Diné would be priority under Cobell plan
By Cindy Yurth
CHINLE, February 9, 2012
"Tell Washingdoon they can save their stamp," said a man from Pueblo Pintado Chapter at one of the meetings. "I'm not paying $30 for gas to drive to Gallup and cash a check for seven cents."
He may soon be able to sell his share of an allotment that's not doing him any good, enabling the tribe to put the land to use for everyone's benefit.
The reason for the low royalty rates - besides the fact the feds were probably neglecting to negotiate the best rates for minerals on Indian land, as Cobell was finally able to get them to concede in 2010 - is something called "fractionation."

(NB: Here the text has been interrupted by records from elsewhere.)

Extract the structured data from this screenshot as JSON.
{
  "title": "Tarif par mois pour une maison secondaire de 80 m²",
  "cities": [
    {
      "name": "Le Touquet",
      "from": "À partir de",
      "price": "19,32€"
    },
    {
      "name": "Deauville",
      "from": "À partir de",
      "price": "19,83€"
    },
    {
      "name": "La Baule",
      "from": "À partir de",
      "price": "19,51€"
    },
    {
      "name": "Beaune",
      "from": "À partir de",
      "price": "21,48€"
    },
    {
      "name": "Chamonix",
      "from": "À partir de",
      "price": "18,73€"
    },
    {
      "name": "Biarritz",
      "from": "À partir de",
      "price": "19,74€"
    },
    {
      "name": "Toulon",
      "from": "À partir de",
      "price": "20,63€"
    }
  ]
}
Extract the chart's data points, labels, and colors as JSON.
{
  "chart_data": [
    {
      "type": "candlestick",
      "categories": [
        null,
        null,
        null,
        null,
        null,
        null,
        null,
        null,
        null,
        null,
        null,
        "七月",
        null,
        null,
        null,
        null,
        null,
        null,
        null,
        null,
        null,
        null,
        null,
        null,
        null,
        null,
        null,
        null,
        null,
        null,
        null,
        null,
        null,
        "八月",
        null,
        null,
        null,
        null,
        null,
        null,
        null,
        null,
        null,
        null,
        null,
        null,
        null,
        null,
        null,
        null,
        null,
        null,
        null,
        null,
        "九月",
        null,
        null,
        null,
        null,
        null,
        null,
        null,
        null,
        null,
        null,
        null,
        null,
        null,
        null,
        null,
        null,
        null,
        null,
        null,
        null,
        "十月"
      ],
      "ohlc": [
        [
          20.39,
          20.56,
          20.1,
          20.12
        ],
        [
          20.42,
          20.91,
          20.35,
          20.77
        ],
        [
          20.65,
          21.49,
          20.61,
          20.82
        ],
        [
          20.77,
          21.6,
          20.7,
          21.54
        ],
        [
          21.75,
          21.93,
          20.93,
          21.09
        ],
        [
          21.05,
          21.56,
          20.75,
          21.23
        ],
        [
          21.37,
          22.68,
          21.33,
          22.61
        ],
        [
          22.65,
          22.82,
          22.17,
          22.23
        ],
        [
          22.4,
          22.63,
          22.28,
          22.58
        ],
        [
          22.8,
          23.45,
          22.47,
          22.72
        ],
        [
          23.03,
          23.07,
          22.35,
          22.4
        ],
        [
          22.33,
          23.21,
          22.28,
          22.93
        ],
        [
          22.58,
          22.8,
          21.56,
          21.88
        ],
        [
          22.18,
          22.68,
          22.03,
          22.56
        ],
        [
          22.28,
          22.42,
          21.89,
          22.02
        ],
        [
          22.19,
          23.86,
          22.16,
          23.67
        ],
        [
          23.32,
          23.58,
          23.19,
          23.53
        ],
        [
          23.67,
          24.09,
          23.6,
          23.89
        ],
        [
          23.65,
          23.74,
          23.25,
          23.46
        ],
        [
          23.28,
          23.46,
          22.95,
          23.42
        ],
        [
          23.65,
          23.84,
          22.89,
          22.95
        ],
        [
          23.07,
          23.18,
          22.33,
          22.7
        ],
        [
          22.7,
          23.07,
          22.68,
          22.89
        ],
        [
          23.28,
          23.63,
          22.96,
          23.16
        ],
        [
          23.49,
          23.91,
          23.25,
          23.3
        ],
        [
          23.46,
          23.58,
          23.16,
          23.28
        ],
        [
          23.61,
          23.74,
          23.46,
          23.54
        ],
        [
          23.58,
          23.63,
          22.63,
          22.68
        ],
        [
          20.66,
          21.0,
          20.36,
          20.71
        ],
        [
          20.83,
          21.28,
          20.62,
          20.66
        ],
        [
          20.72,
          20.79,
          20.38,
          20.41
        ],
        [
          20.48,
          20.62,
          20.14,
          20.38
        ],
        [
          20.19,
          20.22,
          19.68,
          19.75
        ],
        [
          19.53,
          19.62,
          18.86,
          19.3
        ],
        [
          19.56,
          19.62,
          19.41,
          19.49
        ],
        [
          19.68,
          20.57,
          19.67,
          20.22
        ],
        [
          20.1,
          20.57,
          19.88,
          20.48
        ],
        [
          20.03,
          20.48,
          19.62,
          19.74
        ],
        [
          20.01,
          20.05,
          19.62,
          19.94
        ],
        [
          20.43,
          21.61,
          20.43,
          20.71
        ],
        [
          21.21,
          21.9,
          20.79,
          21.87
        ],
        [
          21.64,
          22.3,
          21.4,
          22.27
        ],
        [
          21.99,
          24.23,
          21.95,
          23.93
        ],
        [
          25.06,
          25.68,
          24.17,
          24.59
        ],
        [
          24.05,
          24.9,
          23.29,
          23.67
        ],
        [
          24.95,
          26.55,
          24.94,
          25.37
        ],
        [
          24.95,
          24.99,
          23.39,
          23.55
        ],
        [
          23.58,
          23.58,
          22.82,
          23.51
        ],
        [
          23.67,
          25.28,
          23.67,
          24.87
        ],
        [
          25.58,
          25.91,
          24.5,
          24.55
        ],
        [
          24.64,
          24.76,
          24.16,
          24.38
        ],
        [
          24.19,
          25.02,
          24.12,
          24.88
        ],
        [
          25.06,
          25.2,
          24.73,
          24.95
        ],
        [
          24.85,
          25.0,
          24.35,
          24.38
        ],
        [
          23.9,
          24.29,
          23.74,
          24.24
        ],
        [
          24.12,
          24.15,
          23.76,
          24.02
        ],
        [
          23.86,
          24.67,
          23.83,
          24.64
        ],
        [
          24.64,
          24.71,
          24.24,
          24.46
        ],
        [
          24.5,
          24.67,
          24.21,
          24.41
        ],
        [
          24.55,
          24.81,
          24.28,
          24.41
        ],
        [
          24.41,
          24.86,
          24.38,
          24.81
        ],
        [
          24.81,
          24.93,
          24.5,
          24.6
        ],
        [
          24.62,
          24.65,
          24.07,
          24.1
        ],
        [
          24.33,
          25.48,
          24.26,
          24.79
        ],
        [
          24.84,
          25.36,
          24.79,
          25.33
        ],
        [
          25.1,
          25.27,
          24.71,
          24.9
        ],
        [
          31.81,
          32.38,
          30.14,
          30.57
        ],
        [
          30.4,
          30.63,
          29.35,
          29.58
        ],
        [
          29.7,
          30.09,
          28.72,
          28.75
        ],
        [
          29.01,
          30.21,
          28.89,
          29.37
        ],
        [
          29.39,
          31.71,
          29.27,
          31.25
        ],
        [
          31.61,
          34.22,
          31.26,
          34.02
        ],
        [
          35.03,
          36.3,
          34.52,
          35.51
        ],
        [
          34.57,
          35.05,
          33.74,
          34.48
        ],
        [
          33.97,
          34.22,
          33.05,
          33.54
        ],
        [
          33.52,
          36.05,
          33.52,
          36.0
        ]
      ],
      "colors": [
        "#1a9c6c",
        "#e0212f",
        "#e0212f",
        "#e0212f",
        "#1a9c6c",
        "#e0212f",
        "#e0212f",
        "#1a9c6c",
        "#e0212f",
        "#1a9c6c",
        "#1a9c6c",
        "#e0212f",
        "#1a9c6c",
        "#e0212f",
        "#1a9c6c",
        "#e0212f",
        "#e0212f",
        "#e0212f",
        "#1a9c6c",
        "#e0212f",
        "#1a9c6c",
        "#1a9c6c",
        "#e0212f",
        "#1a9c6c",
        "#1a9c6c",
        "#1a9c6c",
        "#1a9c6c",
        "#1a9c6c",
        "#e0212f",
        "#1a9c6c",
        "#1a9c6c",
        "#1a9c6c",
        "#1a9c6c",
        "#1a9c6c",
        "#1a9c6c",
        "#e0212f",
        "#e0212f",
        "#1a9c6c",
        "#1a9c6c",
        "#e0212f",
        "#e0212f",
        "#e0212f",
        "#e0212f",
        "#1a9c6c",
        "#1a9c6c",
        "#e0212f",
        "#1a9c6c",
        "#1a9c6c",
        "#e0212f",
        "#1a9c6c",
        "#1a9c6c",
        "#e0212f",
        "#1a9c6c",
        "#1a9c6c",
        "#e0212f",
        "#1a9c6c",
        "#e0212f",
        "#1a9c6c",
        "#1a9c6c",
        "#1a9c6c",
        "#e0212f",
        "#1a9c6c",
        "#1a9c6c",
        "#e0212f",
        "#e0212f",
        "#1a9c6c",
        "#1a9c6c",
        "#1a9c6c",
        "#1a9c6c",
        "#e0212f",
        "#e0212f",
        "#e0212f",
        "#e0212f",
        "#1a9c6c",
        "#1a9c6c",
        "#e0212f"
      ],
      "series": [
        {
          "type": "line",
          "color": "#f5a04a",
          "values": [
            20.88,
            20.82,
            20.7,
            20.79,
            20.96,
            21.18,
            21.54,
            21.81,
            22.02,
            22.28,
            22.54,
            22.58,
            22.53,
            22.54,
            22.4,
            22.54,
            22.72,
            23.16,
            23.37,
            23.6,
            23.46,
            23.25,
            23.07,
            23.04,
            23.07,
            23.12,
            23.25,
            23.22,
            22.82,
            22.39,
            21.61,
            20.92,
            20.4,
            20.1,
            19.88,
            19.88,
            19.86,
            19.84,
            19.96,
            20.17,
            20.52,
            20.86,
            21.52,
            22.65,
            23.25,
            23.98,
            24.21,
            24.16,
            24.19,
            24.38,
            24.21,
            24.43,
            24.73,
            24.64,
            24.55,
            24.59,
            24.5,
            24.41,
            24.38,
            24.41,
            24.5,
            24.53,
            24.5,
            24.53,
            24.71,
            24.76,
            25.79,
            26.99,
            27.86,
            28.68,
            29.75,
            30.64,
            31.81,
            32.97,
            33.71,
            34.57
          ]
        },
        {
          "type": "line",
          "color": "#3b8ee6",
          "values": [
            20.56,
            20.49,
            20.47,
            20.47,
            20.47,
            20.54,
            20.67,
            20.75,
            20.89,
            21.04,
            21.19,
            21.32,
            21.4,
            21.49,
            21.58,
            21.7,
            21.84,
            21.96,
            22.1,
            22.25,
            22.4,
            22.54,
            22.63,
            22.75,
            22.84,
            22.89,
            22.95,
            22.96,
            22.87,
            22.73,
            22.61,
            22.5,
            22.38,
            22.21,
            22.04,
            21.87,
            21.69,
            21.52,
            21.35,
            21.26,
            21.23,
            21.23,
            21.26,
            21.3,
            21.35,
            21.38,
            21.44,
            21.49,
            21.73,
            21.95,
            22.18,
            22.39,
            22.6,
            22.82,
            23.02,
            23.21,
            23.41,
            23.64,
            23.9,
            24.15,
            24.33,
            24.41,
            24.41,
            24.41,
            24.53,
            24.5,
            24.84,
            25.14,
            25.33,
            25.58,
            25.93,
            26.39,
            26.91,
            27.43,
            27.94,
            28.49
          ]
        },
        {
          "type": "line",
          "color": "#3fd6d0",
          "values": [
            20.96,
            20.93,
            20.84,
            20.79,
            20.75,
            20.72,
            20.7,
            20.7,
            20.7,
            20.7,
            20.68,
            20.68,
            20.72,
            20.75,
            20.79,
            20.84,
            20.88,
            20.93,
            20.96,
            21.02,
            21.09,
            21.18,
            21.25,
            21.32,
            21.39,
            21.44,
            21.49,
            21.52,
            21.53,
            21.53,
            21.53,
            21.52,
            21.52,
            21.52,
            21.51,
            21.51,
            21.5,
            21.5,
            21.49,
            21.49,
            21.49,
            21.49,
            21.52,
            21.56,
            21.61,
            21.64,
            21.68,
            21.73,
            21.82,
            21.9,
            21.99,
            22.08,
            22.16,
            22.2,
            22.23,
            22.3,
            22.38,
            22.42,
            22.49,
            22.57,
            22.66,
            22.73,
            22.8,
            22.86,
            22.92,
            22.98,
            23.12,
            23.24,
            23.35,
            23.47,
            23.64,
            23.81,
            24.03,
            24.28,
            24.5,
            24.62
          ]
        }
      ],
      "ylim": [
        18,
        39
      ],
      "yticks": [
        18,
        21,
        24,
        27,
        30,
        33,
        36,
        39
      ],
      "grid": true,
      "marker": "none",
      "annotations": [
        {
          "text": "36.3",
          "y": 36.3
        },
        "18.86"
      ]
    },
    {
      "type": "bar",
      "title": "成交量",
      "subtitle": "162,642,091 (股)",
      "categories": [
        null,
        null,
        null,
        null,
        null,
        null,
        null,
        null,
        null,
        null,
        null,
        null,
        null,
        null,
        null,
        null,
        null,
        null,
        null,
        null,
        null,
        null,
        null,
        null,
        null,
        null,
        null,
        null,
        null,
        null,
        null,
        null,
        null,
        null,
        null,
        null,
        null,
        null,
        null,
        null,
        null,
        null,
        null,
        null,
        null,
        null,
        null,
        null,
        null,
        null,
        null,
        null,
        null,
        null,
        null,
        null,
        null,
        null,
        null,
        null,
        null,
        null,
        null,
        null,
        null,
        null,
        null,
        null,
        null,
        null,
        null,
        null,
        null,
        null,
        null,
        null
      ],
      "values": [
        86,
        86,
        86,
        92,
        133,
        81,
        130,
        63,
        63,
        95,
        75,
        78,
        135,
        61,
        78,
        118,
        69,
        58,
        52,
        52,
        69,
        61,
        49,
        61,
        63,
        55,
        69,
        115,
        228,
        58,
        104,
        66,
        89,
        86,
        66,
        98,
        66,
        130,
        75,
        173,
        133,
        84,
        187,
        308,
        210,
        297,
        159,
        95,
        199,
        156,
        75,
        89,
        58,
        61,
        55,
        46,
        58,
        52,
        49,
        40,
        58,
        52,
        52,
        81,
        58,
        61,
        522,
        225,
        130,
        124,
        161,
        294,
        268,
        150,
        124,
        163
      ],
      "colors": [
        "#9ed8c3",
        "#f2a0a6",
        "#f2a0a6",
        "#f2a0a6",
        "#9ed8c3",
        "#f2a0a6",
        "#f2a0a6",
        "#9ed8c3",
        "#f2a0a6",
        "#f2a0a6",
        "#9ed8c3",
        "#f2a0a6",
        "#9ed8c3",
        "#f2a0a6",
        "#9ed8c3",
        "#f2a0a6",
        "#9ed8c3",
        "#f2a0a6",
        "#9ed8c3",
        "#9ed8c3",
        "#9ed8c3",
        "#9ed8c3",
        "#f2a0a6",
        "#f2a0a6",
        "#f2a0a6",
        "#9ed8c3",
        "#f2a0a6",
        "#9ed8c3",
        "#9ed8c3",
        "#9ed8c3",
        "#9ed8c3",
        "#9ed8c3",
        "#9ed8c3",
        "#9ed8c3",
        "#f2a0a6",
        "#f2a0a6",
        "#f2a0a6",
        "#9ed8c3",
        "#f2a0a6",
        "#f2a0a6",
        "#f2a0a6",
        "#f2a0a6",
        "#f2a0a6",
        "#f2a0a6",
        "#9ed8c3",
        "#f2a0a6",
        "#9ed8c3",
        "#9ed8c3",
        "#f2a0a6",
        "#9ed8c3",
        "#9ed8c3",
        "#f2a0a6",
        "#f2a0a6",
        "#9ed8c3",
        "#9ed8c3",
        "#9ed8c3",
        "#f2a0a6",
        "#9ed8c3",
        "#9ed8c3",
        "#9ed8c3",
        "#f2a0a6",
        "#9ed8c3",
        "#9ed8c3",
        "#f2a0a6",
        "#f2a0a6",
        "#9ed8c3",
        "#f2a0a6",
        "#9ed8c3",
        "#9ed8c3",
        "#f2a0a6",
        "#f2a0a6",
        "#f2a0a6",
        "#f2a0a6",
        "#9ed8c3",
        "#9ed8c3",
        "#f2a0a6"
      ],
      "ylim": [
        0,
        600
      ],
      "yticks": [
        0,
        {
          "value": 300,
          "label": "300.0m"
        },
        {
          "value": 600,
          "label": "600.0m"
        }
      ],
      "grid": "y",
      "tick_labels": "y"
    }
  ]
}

When the BIA started allotting parcels of land to individual Indians in the early 20th Century, it assumed the Natives would treat land ownership more or less as white people did - and that they would prepare for their death by writing a will transferring the deed to an heir.
This assumption ignored the fact that a lot of Natives at the time were barely literate in English, that they couldn't afford to hire an attorney even if it would have occurred to them, and that many tribes, like the Diné, had taboos against talking about or preparing for death.
So, over the generations, every time a landowner died, ownership of the parcel (most of which were less than 160 acres to begin with) was divided among his or her heirs.
Today, there are 4,123 fractionated allotments on Navajo, divided among 247,104 owners (that's not necessarily that many individuals because many names appear many times because they have ownership in more than one claim).
That's an average of almost 60 owners per tract. If a piece of land has an oil or gas well that is producing $100 a month in royalties, and it's owned by 100 people, that's a dollar a month for each owner - not enough to do anyone any good.
In some areas of the country, where allotment began earlier, it's even worse. Interior has recorded individual ownership interests to the 42nd decimal.
So one of the provisions of the Cobell settlement was to set aside $1.9 billion for the government to buy back fractionated land tracts to hold in trust for the tribes.
The settlement won't be final until four appeals are heard but in the meantime the U.S. Department of the Interior is hammering out a plan for the massive buyback.
The draft plan, written in consultation with federally recognized tribes across the country, was read into the Federal Register Feb. 2, kicking off a 45-day comment period.
If the draft plan survives more or less intact, it's good news for Navajos. The plan prioritizes areas where the allottees are willing to sell, the land is highly fractionated, and the dollar value of the individual accounts is low - all three of which conditions exist here.
Plus, there's already an office of the Indian Land Consolidation Program - started as a pilot project in 1999 in response to the Cobell suit - in Crownpoint.
The consolidation program will be optional and individuals can choose to keep their fraction of an allotment and a tribe can opt out altogether.
If the appeals to Cobell are unsuccessful and Interior gets the green light, it hopes to have all 4 million fractionated land tracts consolidated within 10 years.
In other Cobell-related news, the first meeting of the National Commission on Indian Trust Administration and Reform - another product of the settlement - is scheduled for March 1-2 in at the Interior Department in Washington, D.C.
"The March meeting will mark the first time the five recently named members of the commission will meet to move forward on their comprehensive evaluation of Interior's management and administration of the trust assets, as well as recommendations for improvement," reads a news release from Interior.
The new commission includes former Navajo Nation chairman and president Peterson Zah.